Access control is the primary tactic facilities need to cement in their operational plans. Controlling access is a mindset as well as a physical reality. You have to have a mindset of exactly how and who you want to allow in and who you want to keep out—then build the barriers around that. If you set up walls but let everyone in, what's the use?
Commercial establishments face a daunting challenge to meet this goal, but it can be done. Malls and other commercial facilities can be constructed to impede access and provide areas to implement control measures. These measures could include access point configurations, placing barriers at entrance locations and establishing visibility of those points.

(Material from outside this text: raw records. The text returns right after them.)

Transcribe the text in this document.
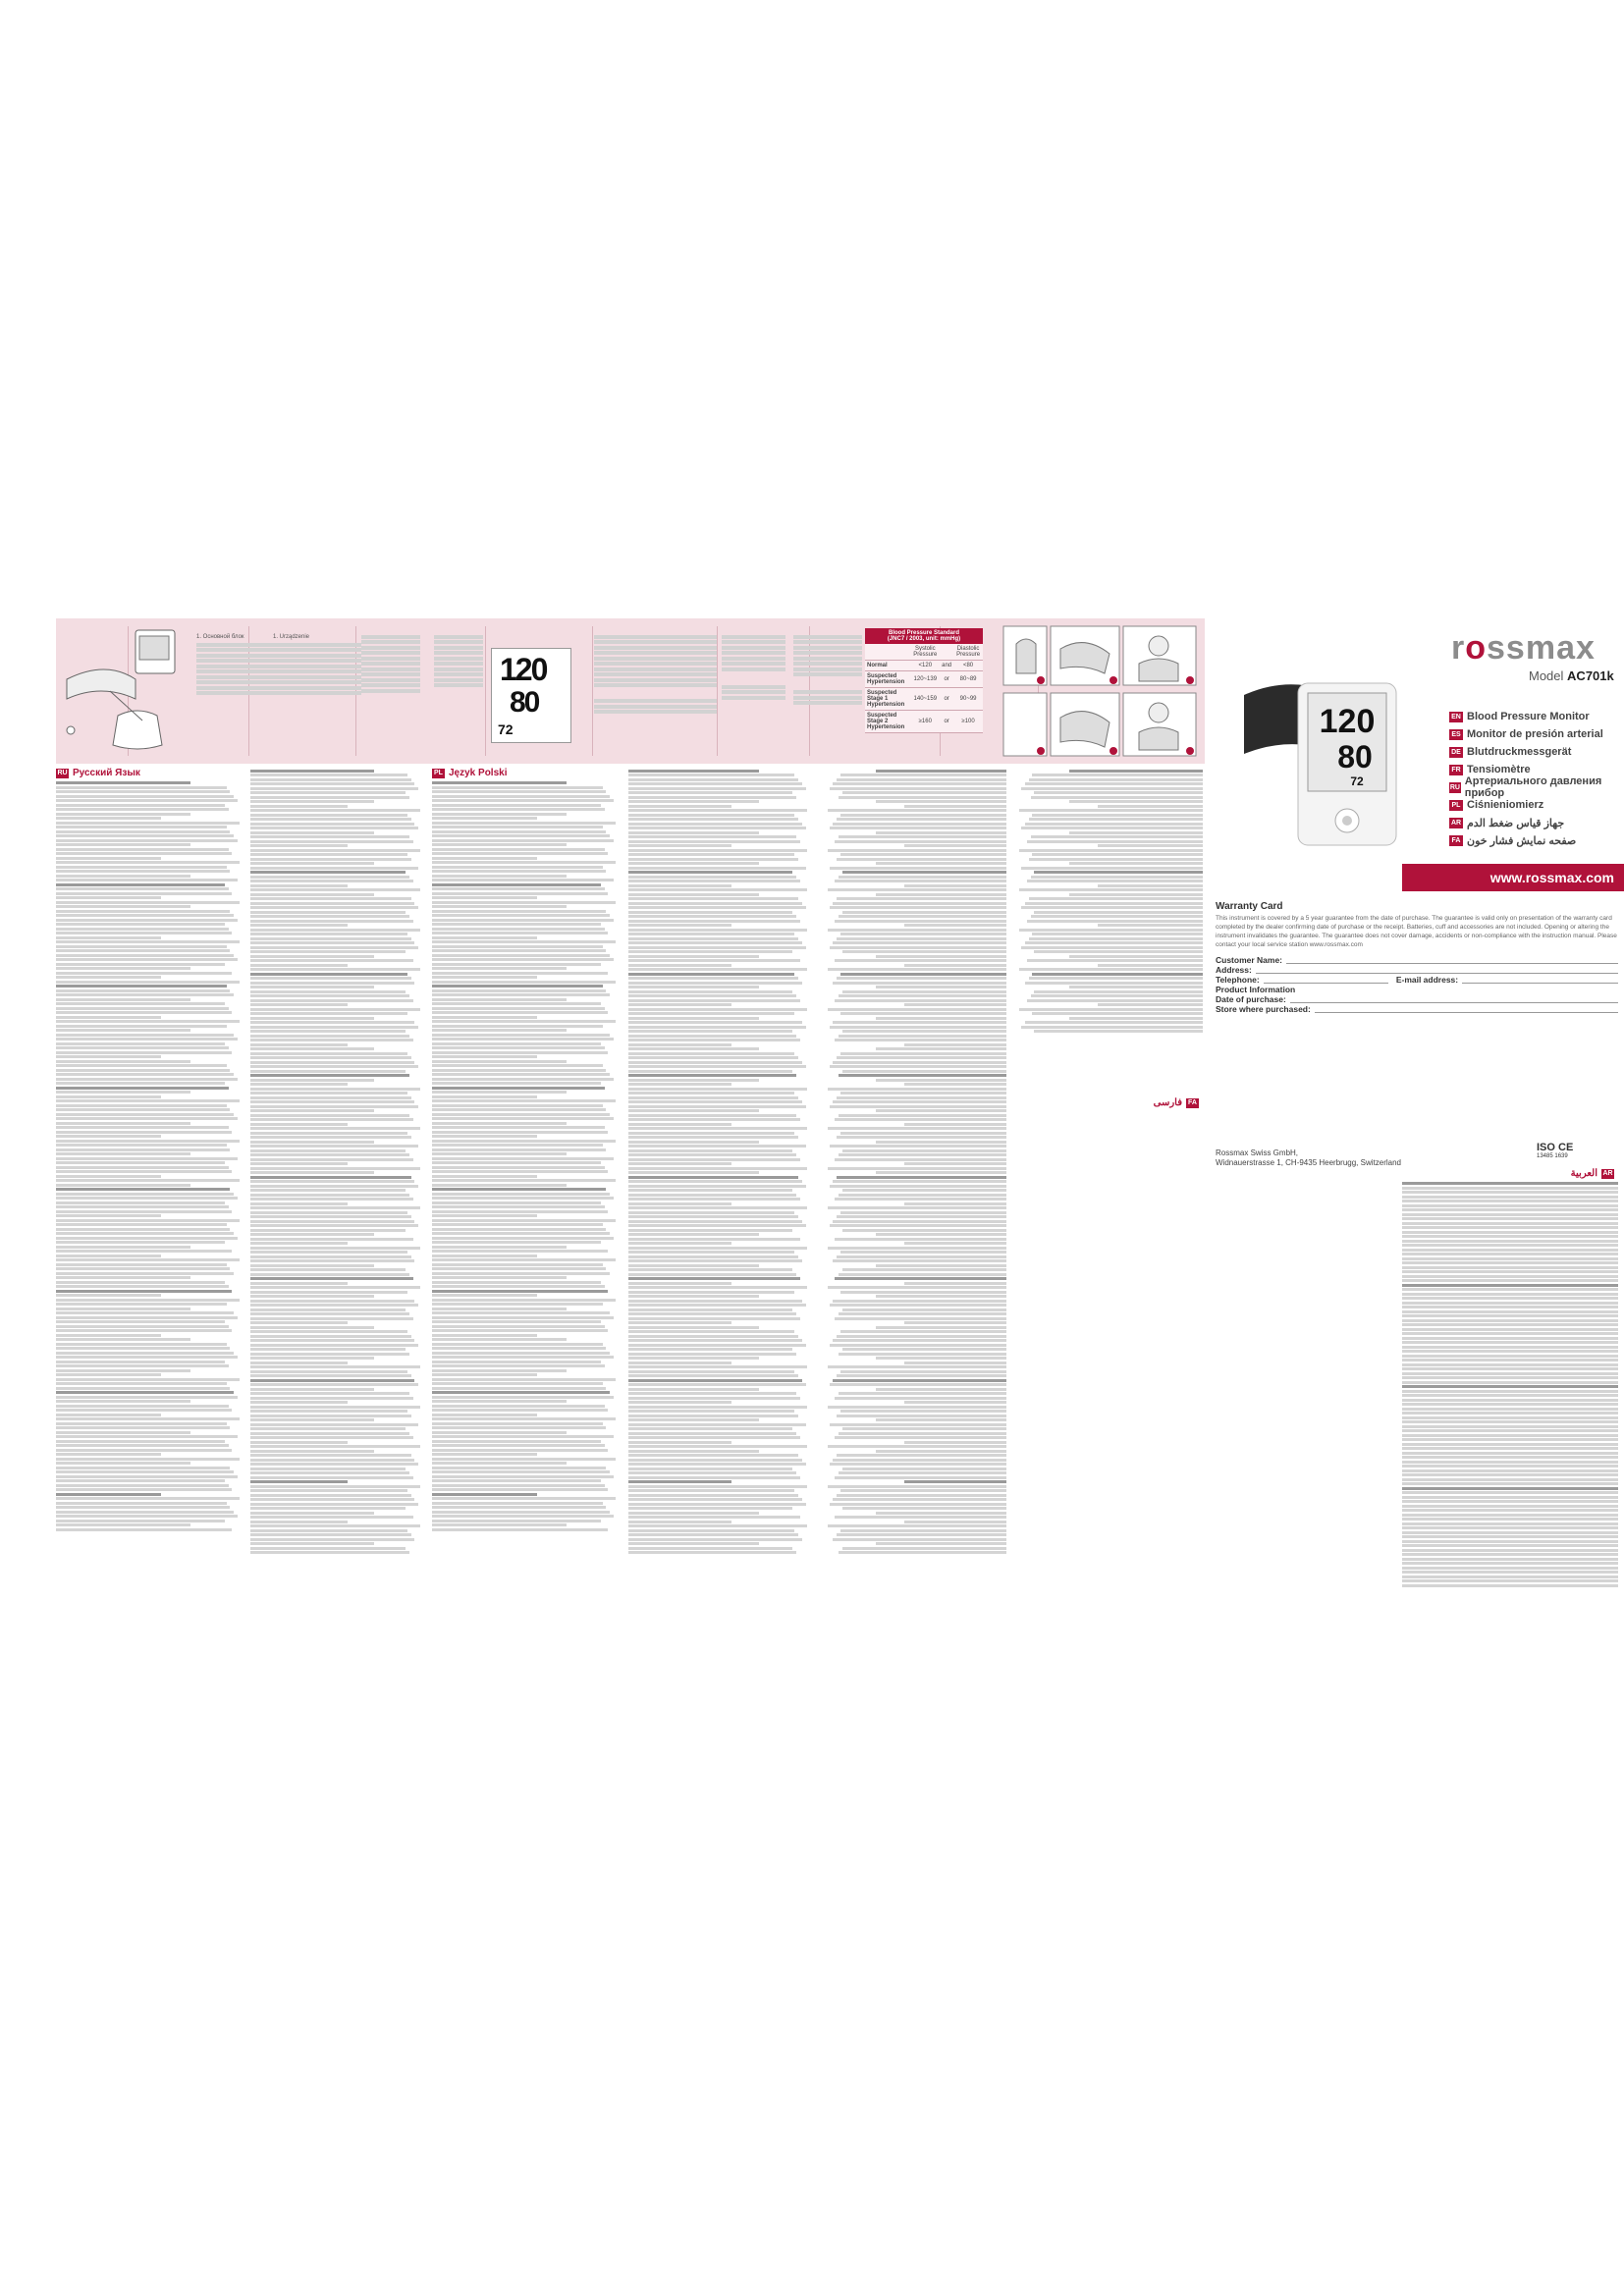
1. Основной блок	1. Urządzenie
120
80
72
Blood Pressure Standard
(JNC7 / 2003, unit: mmHg)			
	Systolic Pressure		Diastolic Pressure
Normal	<120	and	<80
Suspected Hypertension	120~139	or	80~89
Suspected Stage 1 Hypertension	140~159	or	90~99
Suspected Stage 2 Hypertension	≥160	or	≥100
RU Русский Язык	PL Język Polski
فارسی FA
العربية AR
rossmax
Model AC701k
120
80
72
EN Blood Pressure Monitor
ES Monitor de presión arterial
DE Blutdruckmessgerät
FR Tensiomètre
RU Артериального давления прибор
PL Ciśnieniomierz
AR جهاز قياس ضغط الدم
FA صفحه نمایش فشار خون
www.rossmax.com
Warranty Card
This instrument is covered by a 5 year guarantee from the date of purchase. The guarantee is valid only on presentation of the warranty card completed by the dealer confirming date of purchase or the receipt. Batteries, cuff and accessories are not included. Opening or altering the instrument invalidates the guarantee. The guarantee does not cover damage, accidents or non-compliance with the instruction manual. Please contact your local service station www.rossmax.com
Customer Name:
Address:
Telephone:	E-mail address:
Product Information
Date of purchase:
Store where purchased:
Rossmax Swiss GmbH,
Widnauerstrasse 1, CH-9435 Heerbrugg, Switzerland
ISO CE
13485 1639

For existing buildings, create locations where you can impede an attack's flow with gates, obstacles, and doors that provide a deterrent to an attacker. They want easy access and the more they have to fight in, the longer it gives responding police time to get on scene and engage the threat. That should be your goal. These facilities need to create delay to allow the cavalry time to get on scene and engage the threat.
An alarm will help bring police more quickly to the scene. Most schools have to dial 9-1-1 if an active shooter invades their school. There hasn't been a fire in a school since the 1950s, yet fire alarms and extinguishers are in every school and other commercial buildings. Why not active shooter or panic alarms?
"Disrupting an attacker's flow using sound and light diversions needs to be implemented. It works for police. Sound and light can overload an attacker's mind, interrupting their
OODA loop
and slowing them down, giving the good guys time to engage," said Clint Bruce, a former Navy SEAL and Trident Response founder.